How Songpyeon Became a Chuseok Staple

  • english.chosun.com

    September 10, 2022 08:43

    Chuseok celebrates the full harvest moon, yet during the holiday, Koreans traditionally eat songpyeon or crescent-shaped rice cakes to make their wishes come true. They are made from newly harvested rice and steamed with pine needles.
    In fact, the rice cakes used to be consumed on many joyous occasions here such as a baby's first 100 days, birthdays and other traditional holidays.
    What really draws people together is the process of making them and sharing them with neighbors, which has imbued them with a collective sense of hallowed tradition.
    /Yonhap
    Now most people buy songpyeon instead of making them at home, which is why the elderly are often heard to grumble that songpyeon do not taste like they used to.
    The rice cakes are usually prepared by kneading rice and filling the dough with sesame seeds, chestnuts and other sweet morsels.
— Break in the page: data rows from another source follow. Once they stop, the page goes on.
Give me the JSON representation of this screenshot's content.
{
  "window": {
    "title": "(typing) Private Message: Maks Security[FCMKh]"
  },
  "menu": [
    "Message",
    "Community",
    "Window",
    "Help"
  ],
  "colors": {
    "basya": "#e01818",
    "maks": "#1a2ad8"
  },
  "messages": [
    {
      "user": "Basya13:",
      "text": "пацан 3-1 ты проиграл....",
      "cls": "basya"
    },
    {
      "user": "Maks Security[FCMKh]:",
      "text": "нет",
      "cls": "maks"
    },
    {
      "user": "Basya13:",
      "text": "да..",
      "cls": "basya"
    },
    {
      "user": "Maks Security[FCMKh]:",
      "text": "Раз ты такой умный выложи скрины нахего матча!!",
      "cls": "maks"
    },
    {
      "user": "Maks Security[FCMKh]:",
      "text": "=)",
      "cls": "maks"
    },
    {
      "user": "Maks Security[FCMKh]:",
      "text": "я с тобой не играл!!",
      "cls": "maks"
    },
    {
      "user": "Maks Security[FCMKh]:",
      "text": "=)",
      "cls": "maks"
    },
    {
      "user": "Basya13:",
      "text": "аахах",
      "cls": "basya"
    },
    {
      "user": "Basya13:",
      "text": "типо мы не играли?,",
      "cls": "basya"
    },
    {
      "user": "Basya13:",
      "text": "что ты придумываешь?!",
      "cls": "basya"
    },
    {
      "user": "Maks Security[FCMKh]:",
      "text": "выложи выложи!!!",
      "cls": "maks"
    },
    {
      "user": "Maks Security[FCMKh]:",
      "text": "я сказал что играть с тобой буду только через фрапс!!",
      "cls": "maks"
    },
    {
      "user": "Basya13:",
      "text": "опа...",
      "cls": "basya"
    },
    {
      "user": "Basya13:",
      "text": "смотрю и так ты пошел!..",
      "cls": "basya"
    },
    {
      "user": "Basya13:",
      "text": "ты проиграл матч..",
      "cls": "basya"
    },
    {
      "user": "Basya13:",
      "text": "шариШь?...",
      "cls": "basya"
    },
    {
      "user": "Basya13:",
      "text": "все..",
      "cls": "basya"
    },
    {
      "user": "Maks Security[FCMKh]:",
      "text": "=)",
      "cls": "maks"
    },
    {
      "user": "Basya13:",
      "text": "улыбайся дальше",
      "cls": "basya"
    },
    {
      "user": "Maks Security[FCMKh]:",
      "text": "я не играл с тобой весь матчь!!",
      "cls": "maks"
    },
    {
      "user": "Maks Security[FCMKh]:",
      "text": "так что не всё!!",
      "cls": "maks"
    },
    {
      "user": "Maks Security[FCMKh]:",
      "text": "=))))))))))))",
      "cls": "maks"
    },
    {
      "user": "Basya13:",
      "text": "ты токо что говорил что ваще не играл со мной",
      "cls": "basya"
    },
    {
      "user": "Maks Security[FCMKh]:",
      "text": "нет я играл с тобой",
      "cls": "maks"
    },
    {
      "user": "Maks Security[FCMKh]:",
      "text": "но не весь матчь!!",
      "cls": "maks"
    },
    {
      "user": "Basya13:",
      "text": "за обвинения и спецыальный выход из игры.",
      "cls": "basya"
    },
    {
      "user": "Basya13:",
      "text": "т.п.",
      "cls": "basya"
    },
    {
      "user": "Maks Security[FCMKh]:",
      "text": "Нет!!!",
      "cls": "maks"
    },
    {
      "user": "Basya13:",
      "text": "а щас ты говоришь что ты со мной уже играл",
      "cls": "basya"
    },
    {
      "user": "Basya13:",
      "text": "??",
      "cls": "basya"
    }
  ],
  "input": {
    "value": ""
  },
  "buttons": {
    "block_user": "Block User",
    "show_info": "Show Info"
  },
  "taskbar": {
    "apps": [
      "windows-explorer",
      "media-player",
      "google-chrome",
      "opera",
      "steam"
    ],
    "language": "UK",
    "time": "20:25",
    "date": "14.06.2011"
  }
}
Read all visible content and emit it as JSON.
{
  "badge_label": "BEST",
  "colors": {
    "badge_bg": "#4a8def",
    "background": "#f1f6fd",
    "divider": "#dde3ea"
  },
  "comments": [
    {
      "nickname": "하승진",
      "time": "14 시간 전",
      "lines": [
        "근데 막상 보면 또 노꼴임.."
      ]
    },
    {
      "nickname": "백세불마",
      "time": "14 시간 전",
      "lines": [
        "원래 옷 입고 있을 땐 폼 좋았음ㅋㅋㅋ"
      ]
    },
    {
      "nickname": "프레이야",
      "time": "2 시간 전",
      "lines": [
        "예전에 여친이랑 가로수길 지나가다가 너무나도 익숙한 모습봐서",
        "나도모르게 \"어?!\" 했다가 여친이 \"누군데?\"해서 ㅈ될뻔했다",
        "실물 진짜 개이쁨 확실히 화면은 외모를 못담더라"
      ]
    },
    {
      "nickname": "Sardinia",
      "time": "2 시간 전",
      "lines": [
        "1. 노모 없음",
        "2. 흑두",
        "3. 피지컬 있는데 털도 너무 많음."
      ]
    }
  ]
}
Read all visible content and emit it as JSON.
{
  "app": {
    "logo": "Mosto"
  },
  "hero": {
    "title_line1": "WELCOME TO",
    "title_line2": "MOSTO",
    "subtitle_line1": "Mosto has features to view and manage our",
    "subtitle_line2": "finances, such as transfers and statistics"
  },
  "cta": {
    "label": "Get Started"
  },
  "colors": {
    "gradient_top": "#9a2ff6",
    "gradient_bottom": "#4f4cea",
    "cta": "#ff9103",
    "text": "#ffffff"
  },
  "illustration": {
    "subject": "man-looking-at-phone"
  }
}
But stores often cut corners.
    Recently, even slightly glutinous bread resembling songpyeon has been offered to customers, and songpyeon come in novelty colors from mixing in pumpkin, berries, black sesame and powdered mugwort and adding red beans, honey, brown sugar and chestnuts. There are even songpyeon containing ice cream.
    Even something as deeply embedded in tradition as songpyeon is changing with the times.